Characteristics of sprays produced by coaxial non-swirling and swirling air-water jets with high aerodynamic Weber numbers

This paper describes part of an experimental study on shear-based spray formation. A laminar liquid jet was ejected inside co-annular non-swirling and swirling air streams. The aerodynamic Weber numbers (WeA) and swirl numbers (S) of the flow cases ranged from 256 to 1426 and from 0 to 3.9, respectively. The aim of this paper is to investigate how S and WeA influence the breakup of a central laminar liquid jet within the fiber-type atomization regime. High-speed shadowgraphy was utilized to visualize the spray behavior, while phase Doppler interferometry was utilized to measure the droplet size and velocity distributions.
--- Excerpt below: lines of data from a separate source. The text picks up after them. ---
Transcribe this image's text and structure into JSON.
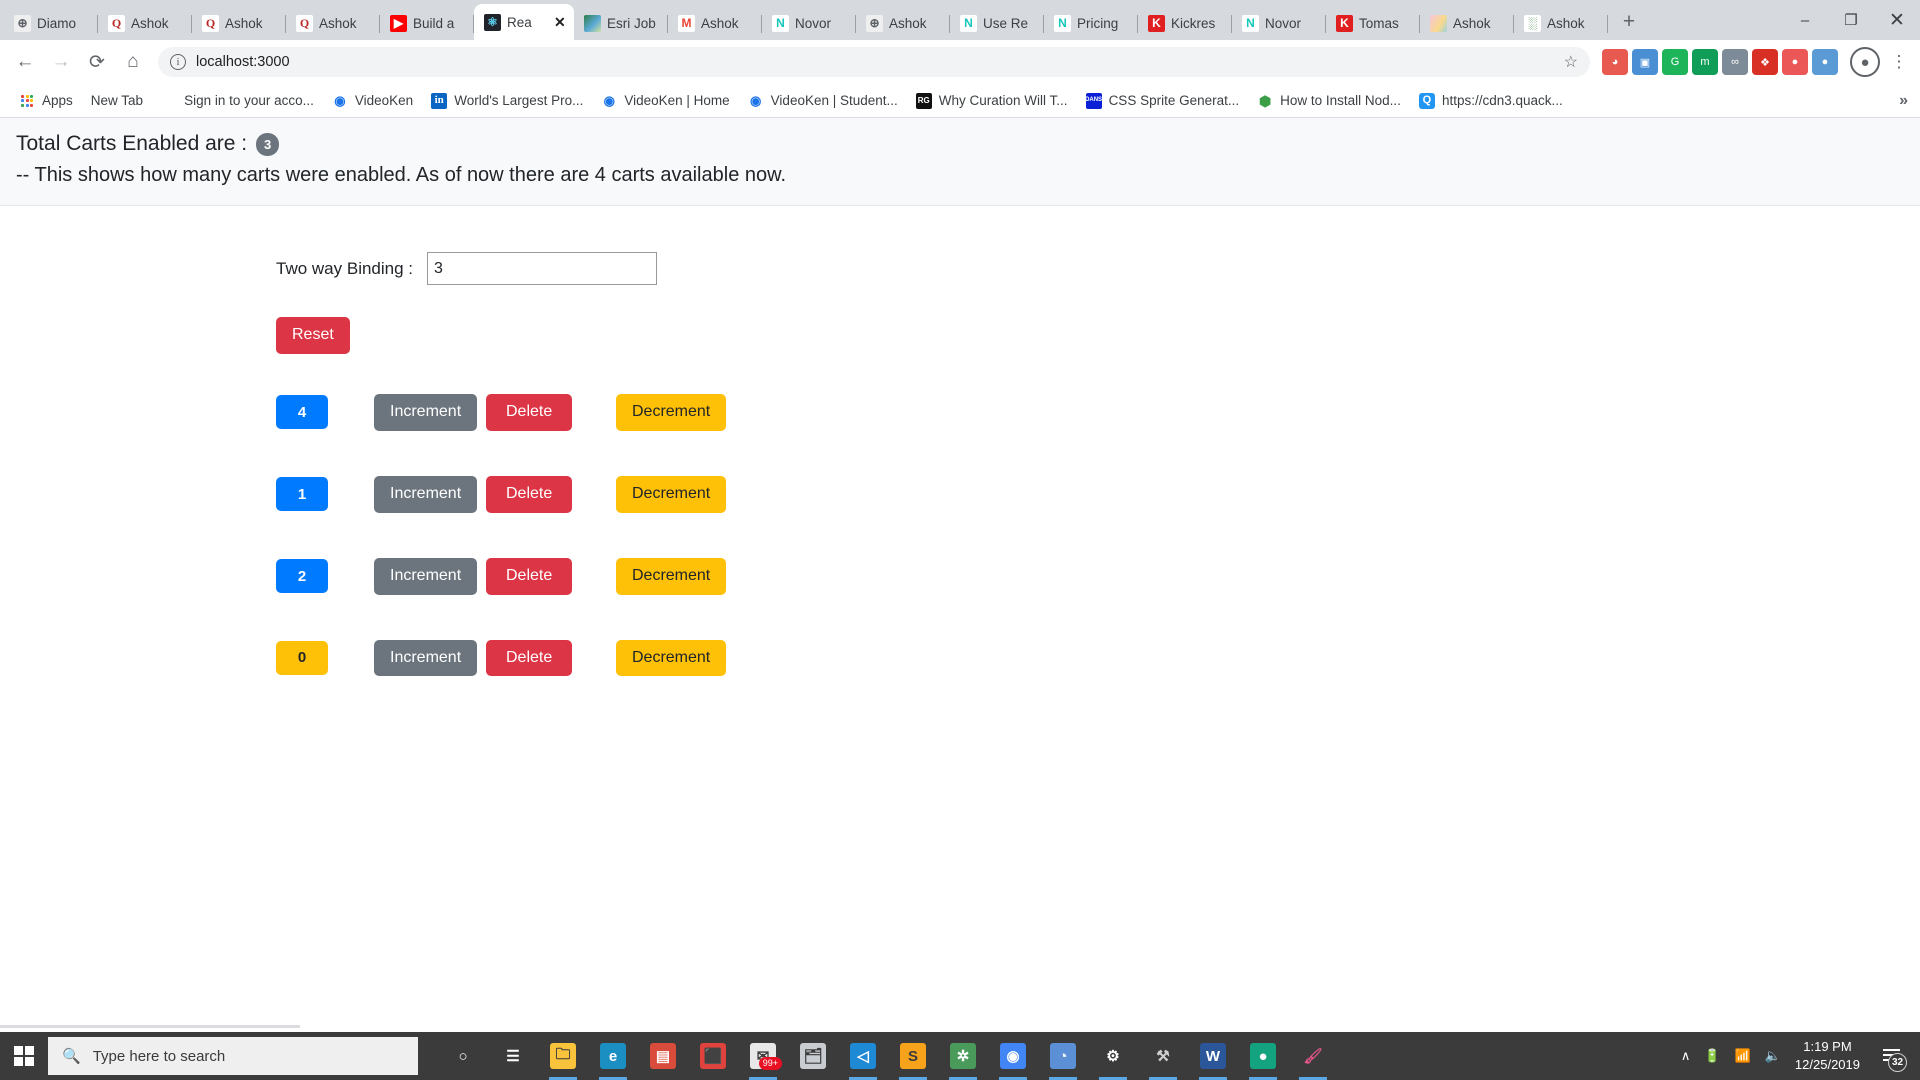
{
  "browser": {
    "tabs": [
      {
        "label": "Diamo",
        "icon": "globe-icon",
        "icon_class": "fi-globe",
        "glyph": "⊕",
        "active": false
      },
      {
        "label": "Ashok",
        "icon": "quora-icon",
        "icon_class": "fi-quora",
        "glyph": "Q",
        "active": false
      },
      {
        "label": "Ashok",
        "icon": "quora-icon",
        "icon_class": "fi-quora",
        "glyph": "Q",
        "active": false
      },
      {
        "label": "Ashok",
        "icon": "quora-icon",
        "icon_class": "fi-quora",
        "glyph": "Q",
        "active": false
      },
      {
        "label": "Build a",
        "icon": "youtube-icon",
        "icon_class": "fi-yt",
        "glyph": "▶",
        "active": false
      },
      {
        "label": "Rea",
        "icon": "react-icon",
        "icon_class": "fi-react",
        "glyph": "⚛",
        "active": true
      },
      {
        "label": "Esri Job",
        "icon": "esri-icon",
        "icon_class": "fi-esri",
        "glyph": "",
        "active": false
      },
      {
        "label": "Ashok",
        "icon": "gmail-icon",
        "icon_class": "fi-gmail",
        "glyph": "M",
        "active": false
      },
      {
        "label": "Novor",
        "icon": "novoresume-icon",
        "icon_class": "fi-novo",
        "glyph": "N",
        "active": false
      },
      {
        "label": "Ashok",
        "icon": "globe-icon",
        "icon_class": "fi-globe",
        "glyph": "⊕",
        "active": false
      },
      {
        "label": "Use Re",
        "icon": "novoresume-icon",
        "icon_class": "fi-novo",
        "glyph": "N",
        "active": false
      },
      {
        "label": "Pricing",
        "icon": "novoresume-icon",
        "icon_class": "fi-novo",
        "glyph": "N",
        "active": false
      },
      {
        "label": "Kickres",
        "icon": "kickresume-icon",
        "icon_class": "fi-kick",
        "glyph": "K",
        "active": false
      },
      {
        "label": "Novor",
        "icon": "novoresume-icon",
        "icon_class": "fi-novo",
        "glyph": "N",
        "active": false
      },
      {
        "label": "Tomas",
        "icon": "kickresume-icon",
        "icon_class": "fi-kick",
        "glyph": "K",
        "active": false
      },
      {
        "label": "Ashok",
        "icon": "easter-egg-icon",
        "icon_class": "fi-egg",
        "glyph": "",
        "active": false
      },
      {
        "label": "Ashok",
        "icon": "grid-app-icon",
        "icon_class": "fi-grid",
        "glyph": "░",
        "active": false
      }
    ],
    "new_tab_label": "+",
    "window_controls": {
      "minimize": "–",
      "maximize": "❐",
      "close": "✕"
    },
    "toolbar": {
      "back": "←",
      "forward": "→",
      "reload": "⟳",
      "home": "⌂",
      "info_glyph": "i",
      "url": "localhost:3000",
      "bookmark_star": "☆",
      "profile_glyph": "●",
      "menu_glyph": "⋮",
      "extensions": [
        {
          "name": "palette-extension-icon",
          "glyph": "◕",
          "color": "#e8594f"
        },
        {
          "name": "screen-extension-icon",
          "glyph": "▣",
          "color": "#4a8fd4"
        },
        {
          "name": "grammarly-extension-icon",
          "glyph": "G",
          "color": "#1db45a"
        },
        {
          "name": "contact-extension-icon",
          "glyph": "m",
          "color": "#0f9d58"
        },
        {
          "name": "link-extension-icon",
          "glyph": "∞",
          "color": "#7d8b99"
        },
        {
          "name": "red-extension-icon",
          "glyph": "❖",
          "color": "#d93025"
        },
        {
          "name": "shield-extension-icon",
          "glyph": "●",
          "color": "#eb5757"
        },
        {
          "name": "blue-extension-icon",
          "glyph": "●",
          "color": "#5b9bd5"
        }
      ]
    },
    "bookmarks": [
      {
        "label": "Apps",
        "icon": "apps-grid-icon",
        "icon_class": "ic-apps",
        "glyph": ""
      },
      {
        "label": "New Tab",
        "icon": "new-tab-icon",
        "icon_class": "",
        "glyph": ""
      },
      {
        "label": "Sign in to your acco...",
        "icon": "microsoft-icon",
        "icon_class": "ic-ms",
        "glyph": ""
      },
      {
        "label": "VideoKen",
        "icon": "videoken-icon",
        "icon_class": "ic-vk",
        "glyph": "◉"
      },
      {
        "label": "World's Largest Pro...",
        "icon": "linkedin-icon",
        "icon_class": "ic-li",
        "glyph": "in"
      },
      {
        "label": "VideoKen | Home",
        "icon": "videoken-icon",
        "icon_class": "ic-vk",
        "glyph": "◉"
      },
      {
        "label": "VideoKen | Student...",
        "icon": "videoken-icon",
        "icon_class": "ic-vk",
        "glyph": "◉"
      },
      {
        "label": "Why Curation Will T...",
        "icon": "researchgate-icon",
        "icon_class": "ic-rg",
        "glyph": "RG"
      },
      {
        "label": "CSS Sprite Generat...",
        "icon": "css-tools-icon",
        "icon_class": "ic-css",
        "glyph": "DANS"
      },
      {
        "label": "How to Install Nod...",
        "icon": "nodejs-icon",
        "icon_class": "ic-node",
        "glyph": "⬢"
      },
      {
        "label": "https://cdn3.quack...",
        "icon": "quack-icon",
        "icon_class": "ic-quack",
        "glyph": "Q"
      }
    ],
    "bookmarks_overflow": "»"
  },
  "page": {
    "alert": {
      "title_text": "Total Carts Enabled are :",
      "count": "3",
      "description": "-- This shows how many carts were enabled. As of now there are 4 carts available now."
    },
    "form": {
      "binding_label": "Two way Binding :",
      "binding_value": "3",
      "binding_placeholder": "",
      "reset_label": "Reset"
    },
    "rows": [
      {
        "value": "4",
        "style": "primary",
        "increment_label": "Increment",
        "delete_label": "Delete",
        "decrement_label": "Decrement"
      },
      {
        "value": "1",
        "style": "primary",
        "increment_label": "Increment",
        "delete_label": "Delete",
        "decrement_label": "Decrement"
      },
      {
        "value": "2",
        "style": "primary",
        "increment_label": "Increment",
        "delete_label": "Delete",
        "decrement_label": "Decrement"
      },
      {
        "value": "0",
        "style": "warning",
        "increment_label": "Increment",
        "delete_label": "Delete",
        "decrement_label": "Decrement"
      }
    ],
    "colors": {
      "primary": "#007bff",
      "secondary": "#6c757d",
      "danger": "#dc3545",
      "warning": "#ffc107",
      "banner_bg": "#f8f9fa"
    }
  },
  "taskbar": {
    "start_label": "Start",
    "search_placeholder": "Type here to search",
    "search_icon": "magnifier-icon",
    "items": [
      {
        "name": "cortana-icon",
        "glyph": "○",
        "color": "transparent",
        "fg": "#ffffff",
        "open": false,
        "badge": ""
      },
      {
        "name": "task-view-icon",
        "glyph": "☰",
        "color": "transparent",
        "fg": "#ffffff",
        "open": false,
        "badge": ""
      },
      {
        "name": "file-explorer-icon",
        "glyph": "🗀",
        "color": "#f9c33c",
        "fg": "#3b3b3b",
        "open": true,
        "badge": ""
      },
      {
        "name": "edge-icon",
        "glyph": "e",
        "color": "#1b8ec2",
        "fg": "#ffffff",
        "open": true,
        "badge": ""
      },
      {
        "name": "microsoft-store-icon",
        "glyph": "▤",
        "color": "#d94b3a",
        "fg": "#ffffff",
        "open": false,
        "badge": ""
      },
      {
        "name": "gift-icon",
        "glyph": "⬛",
        "color": "#e0433d",
        "fg": "#ffffff",
        "open": false,
        "badge": ""
      },
      {
        "name": "mail-icon",
        "glyph": "✉",
        "color": "#e8e8e8",
        "fg": "#3b3b3b",
        "open": true,
        "badge": "99+"
      },
      {
        "name": "folder-icon",
        "glyph": "🗂",
        "color": "#c9cdd1",
        "fg": "#3b3b3b",
        "open": false,
        "badge": ""
      },
      {
        "name": "vscode-icon",
        "glyph": "◁",
        "color": "#1e8ad6",
        "fg": "#ffffff",
        "open": true,
        "badge": ""
      },
      {
        "name": "sublime-icon",
        "glyph": "S",
        "color": "#f7a21b",
        "fg": "#3b3b3b",
        "open": true,
        "badge": ""
      },
      {
        "name": "slack-icon",
        "glyph": "✲",
        "color": "#4a9b5b",
        "fg": "#ffffff",
        "open": true,
        "badge": ""
      },
      {
        "name": "chrome-icon",
        "glyph": "◉",
        "color": "#4285f4",
        "fg": "#ffffff",
        "open": true,
        "badge": ""
      },
      {
        "name": "teams-icon",
        "glyph": "◔",
        "color": "#5b8fd6",
        "fg": "#ffffff",
        "open": true,
        "badge": ""
      },
      {
        "name": "settings-gear-icon",
        "glyph": "⚙",
        "color": "transparent",
        "fg": "#ffffff",
        "open": true,
        "badge": ""
      },
      {
        "name": "tools-icon",
        "glyph": "⚒",
        "color": "transparent",
        "fg": "#d0d0d0",
        "open": true,
        "badge": ""
      },
      {
        "name": "word-icon",
        "glyph": "W",
        "color": "#2b579a",
        "fg": "#ffffff",
        "open": true,
        "badge": ""
      },
      {
        "name": "green-app-icon",
        "glyph": "●",
        "color": "#14a37f",
        "fg": "#ffffff",
        "open": true,
        "badge": ""
      },
      {
        "name": "paint-icon",
        "glyph": "🖌",
        "color": "transparent",
        "fg": "#e0548a",
        "open": true,
        "badge": ""
      }
    ],
    "tray": {
      "chevron": "∧",
      "battery_icon": "battery-icon",
      "wifi_icon": "wifi-icon",
      "volume_icon": "volume-icon",
      "time": "1:19 PM",
      "date": "12/25/2019",
      "notification_count": "32"
    }
  }
}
It was found that as S increases, atomization is improved in a way that the droplets are blown outward from the central axis of the nozzle. However, for some specific flow cases, the median droplet diameter (D) does not appear to be related to S. These specific flow cases are discussed in this work. For S ≥ 0.3, the upward motion of droplets located at the central axis of the nozzle was observed, which was caused by recirculating air flows. In addition, it was found that when S increases to 2.5, recirculating air flows start to penetrate to the water exit, which momentarily stops portions of the central laminar water jets from exiting. This pattern will be called turn-off behavior in this report. In order to study the underlying mechanisms behind the turn-off behavior, proper orthogonal decomposition was performed on the shadowgrams. It was found that the timing of turn-off initiation is random.